Depuis la loi du 1er décembre 2008 généralisant le revenu de solidarité active (RSA), il est laissé au débiteur qui fait l’objet d’une saisie de ses rémunérations une fraction insaisissable égale au montant forfaitaire du RSA applicable à son foyer, et dont le niveau varie donc en fonction de la composition de sa famille et du nombre d’enfants à charge. Or, avant la loi, « cette fraction était fixée par référence au revenu minimum d’insertion pour un allocataire », ont rappelé les députés (Rap. A.N. n° 3604, Juillet 2011, Bonnot, page 66). Aussi s’agissait-il de « réparer cette erreur » et de revenir à une référence fixe, celle du « foyer composé d’une seule personne ». Cette disposition entrera en vigueur le premier jour du treizième mois qui suivra la promulgation de la loi. Celle-ci prévoit également que, en cas de pluralité de saisies, « les créances résiduelles les plus faibles, prises dans l’ordre croissant de leur montant, sans que celles-ci puissent excéder un montant fixé par décret, sont payées prioritairement ».

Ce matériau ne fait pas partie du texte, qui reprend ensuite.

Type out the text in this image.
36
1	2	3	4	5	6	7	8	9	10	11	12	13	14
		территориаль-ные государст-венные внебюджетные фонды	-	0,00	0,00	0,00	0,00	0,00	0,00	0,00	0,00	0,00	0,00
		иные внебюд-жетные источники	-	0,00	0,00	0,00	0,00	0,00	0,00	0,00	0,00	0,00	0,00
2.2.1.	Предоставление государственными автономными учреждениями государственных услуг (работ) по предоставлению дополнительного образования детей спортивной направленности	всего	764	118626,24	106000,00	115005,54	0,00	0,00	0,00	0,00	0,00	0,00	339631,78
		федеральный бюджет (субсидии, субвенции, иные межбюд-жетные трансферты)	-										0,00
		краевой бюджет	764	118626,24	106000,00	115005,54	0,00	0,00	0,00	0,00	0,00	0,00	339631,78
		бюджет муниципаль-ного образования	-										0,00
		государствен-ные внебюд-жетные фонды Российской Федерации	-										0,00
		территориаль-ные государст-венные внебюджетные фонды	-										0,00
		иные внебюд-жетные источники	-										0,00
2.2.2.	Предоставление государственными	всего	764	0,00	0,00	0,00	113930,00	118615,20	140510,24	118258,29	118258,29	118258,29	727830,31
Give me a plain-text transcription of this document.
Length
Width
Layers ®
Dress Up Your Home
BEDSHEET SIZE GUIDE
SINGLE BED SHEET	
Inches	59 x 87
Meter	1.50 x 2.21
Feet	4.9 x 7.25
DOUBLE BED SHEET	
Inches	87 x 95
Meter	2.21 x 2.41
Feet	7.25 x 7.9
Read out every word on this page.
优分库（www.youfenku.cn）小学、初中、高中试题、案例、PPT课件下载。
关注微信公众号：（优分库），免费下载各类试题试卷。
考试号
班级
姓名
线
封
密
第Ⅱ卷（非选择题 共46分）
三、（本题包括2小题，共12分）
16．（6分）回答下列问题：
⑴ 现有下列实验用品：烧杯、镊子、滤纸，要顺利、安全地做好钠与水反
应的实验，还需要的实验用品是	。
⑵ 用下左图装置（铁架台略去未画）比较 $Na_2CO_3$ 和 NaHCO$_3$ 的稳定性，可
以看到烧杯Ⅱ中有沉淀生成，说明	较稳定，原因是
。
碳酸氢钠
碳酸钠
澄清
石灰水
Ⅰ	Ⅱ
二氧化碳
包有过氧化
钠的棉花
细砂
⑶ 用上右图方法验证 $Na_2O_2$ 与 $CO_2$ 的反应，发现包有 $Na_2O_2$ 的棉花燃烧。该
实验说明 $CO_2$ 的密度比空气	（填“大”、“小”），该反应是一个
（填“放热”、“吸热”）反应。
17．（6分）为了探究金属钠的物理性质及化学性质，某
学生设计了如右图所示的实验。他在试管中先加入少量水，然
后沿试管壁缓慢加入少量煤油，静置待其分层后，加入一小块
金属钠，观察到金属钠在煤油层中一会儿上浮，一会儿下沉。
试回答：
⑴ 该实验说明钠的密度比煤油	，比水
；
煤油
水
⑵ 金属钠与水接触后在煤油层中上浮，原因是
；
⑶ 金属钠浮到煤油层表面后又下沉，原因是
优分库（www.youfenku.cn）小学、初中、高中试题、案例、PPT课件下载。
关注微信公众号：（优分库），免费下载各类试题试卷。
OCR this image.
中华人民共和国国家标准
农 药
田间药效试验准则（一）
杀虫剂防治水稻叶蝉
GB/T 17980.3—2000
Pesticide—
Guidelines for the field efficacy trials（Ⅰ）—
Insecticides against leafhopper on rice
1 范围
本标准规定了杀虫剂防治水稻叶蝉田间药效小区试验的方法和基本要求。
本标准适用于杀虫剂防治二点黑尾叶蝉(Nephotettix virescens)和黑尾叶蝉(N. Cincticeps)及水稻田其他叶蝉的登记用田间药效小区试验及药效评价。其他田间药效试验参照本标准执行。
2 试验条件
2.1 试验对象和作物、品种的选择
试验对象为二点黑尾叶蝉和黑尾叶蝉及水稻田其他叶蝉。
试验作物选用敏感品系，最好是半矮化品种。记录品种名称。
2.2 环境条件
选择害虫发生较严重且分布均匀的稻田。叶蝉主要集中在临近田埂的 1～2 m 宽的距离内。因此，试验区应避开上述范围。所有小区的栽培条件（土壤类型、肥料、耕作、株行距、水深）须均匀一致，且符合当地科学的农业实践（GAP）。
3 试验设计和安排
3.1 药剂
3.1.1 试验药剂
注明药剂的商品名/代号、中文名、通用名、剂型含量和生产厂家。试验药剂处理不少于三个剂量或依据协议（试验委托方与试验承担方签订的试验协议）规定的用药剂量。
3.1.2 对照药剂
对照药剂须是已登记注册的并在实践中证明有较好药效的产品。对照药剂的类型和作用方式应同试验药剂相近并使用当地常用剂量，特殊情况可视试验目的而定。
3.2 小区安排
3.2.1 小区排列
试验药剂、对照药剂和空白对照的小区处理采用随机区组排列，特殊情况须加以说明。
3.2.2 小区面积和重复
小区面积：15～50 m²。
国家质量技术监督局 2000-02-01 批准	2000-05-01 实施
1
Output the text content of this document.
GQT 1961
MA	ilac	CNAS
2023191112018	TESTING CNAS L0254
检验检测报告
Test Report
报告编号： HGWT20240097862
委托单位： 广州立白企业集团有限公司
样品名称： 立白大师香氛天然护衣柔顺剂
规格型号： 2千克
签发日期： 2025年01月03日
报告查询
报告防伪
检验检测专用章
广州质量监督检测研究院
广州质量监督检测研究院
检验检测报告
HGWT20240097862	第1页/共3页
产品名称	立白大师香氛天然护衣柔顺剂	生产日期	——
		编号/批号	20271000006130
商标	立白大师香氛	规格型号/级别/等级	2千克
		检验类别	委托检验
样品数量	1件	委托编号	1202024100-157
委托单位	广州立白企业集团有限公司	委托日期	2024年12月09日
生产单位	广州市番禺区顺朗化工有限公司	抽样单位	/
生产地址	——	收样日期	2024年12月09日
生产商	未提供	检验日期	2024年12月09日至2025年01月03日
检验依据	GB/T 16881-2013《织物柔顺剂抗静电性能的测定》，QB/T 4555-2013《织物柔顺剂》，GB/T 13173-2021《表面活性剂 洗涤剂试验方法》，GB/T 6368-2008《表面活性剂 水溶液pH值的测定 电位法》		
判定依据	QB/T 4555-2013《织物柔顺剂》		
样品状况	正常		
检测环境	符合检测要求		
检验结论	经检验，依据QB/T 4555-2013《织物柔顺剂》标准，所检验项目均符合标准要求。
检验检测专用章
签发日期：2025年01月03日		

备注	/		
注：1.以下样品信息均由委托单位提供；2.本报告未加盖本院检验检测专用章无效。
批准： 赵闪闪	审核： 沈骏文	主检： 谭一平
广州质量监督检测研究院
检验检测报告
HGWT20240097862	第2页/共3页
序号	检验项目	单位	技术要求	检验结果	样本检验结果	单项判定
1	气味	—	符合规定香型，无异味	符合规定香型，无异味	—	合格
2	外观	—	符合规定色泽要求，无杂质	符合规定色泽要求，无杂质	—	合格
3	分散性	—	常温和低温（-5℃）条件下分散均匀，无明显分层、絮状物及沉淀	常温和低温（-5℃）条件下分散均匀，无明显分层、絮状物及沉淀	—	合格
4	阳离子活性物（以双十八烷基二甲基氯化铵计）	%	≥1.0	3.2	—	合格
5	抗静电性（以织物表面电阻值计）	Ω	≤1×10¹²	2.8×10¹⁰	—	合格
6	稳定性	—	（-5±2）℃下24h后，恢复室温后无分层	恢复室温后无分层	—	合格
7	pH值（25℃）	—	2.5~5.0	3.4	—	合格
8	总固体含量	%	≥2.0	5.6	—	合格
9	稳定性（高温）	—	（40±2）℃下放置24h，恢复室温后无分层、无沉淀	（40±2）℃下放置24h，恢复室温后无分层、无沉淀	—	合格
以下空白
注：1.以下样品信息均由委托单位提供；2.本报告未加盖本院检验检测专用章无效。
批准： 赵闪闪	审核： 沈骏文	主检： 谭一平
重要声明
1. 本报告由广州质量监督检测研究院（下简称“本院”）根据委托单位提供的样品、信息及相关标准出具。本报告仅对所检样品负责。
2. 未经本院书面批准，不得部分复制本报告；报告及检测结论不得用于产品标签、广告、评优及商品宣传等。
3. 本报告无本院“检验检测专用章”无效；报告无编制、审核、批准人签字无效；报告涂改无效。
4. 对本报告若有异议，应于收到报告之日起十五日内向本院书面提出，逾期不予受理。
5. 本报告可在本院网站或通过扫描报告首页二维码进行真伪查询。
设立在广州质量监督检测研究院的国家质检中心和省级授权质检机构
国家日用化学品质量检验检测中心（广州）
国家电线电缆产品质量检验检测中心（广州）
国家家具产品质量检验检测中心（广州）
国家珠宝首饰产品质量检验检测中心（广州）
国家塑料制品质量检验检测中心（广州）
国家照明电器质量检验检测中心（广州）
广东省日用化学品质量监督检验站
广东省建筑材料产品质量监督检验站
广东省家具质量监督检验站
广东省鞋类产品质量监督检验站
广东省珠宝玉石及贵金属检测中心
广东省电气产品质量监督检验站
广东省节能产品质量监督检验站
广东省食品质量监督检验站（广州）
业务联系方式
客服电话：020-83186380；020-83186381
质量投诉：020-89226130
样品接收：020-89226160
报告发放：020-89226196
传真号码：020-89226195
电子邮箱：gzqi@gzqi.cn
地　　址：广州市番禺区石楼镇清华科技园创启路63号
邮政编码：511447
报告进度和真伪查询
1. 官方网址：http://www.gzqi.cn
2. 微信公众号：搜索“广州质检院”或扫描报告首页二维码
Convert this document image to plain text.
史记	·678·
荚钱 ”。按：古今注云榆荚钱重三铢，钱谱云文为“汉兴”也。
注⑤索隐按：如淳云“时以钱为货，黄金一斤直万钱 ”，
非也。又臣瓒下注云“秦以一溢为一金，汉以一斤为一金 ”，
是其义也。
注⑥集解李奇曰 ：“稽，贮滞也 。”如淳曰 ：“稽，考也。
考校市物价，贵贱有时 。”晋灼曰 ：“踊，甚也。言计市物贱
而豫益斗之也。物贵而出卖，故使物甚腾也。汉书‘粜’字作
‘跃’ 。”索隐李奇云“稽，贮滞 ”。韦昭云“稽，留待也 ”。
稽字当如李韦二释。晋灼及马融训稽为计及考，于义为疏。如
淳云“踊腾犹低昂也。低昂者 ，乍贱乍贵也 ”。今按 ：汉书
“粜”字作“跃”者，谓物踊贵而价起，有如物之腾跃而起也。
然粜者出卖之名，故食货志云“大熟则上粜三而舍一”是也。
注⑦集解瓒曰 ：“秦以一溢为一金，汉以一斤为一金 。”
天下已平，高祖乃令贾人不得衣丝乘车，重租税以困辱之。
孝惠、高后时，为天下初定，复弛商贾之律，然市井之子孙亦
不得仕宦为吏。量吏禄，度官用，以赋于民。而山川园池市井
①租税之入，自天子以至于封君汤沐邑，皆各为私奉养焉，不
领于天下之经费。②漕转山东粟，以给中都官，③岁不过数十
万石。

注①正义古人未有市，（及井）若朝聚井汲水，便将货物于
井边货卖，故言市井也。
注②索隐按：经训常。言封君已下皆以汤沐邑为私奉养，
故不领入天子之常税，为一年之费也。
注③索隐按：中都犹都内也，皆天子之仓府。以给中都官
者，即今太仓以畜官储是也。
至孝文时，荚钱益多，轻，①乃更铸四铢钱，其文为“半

Enfin, lorsque le juge prononce la résiliation du bail en raison de l’abandon du logement, il peut, si nécessaire, autoriser la vente aux enchères des biens laissés sur place et déclarer abandonnés les biens non susceptibles d’être vendus.

[Loi à paraître]
Notes

(1) Après le désaccord de la commission mixte paritaire réunie après une première lecture à l’Assemblée nationale et au Sénat, le texte a dû être de nouveau examiné par les deux chambres. Celles-ci n’étant pas parvenues à un texte de compromis, le dernier mot est donc revenu aux députés.

(2) Voir ASH n° 2657-2658 du 18-07-08, p. 17.

(3) Sauf exceptions, la détention provisoire, l’assignation à résidence sous surveillance électronique ou le contrôle judiciaire de l’intéressé prennent alors fin.

(4) Jusqu’à présent, cette procédure s’appliquait aux délits punis d’une peine d’amende ou d’emprisonnement d’une durée inférieure ou égale à cinq ans.

(5) Selon une étude d’impact du projet de loi, 13 équivalents temps plein (ETP) de magistrats et 16 ETP de greffiers pourraient être dégagés avec la généralisation de la mesure, en partant de l’hypothèse qu’un tiers des 85690 médiations préalables réussiront.

(6) Contrairement à l’adoption plénière, l’adoption simple laisse subsister des liens juridiques entre l’enfant et sa famille d’origine, tout en créant des liens de filiation entre l’adoptant et l’adopté.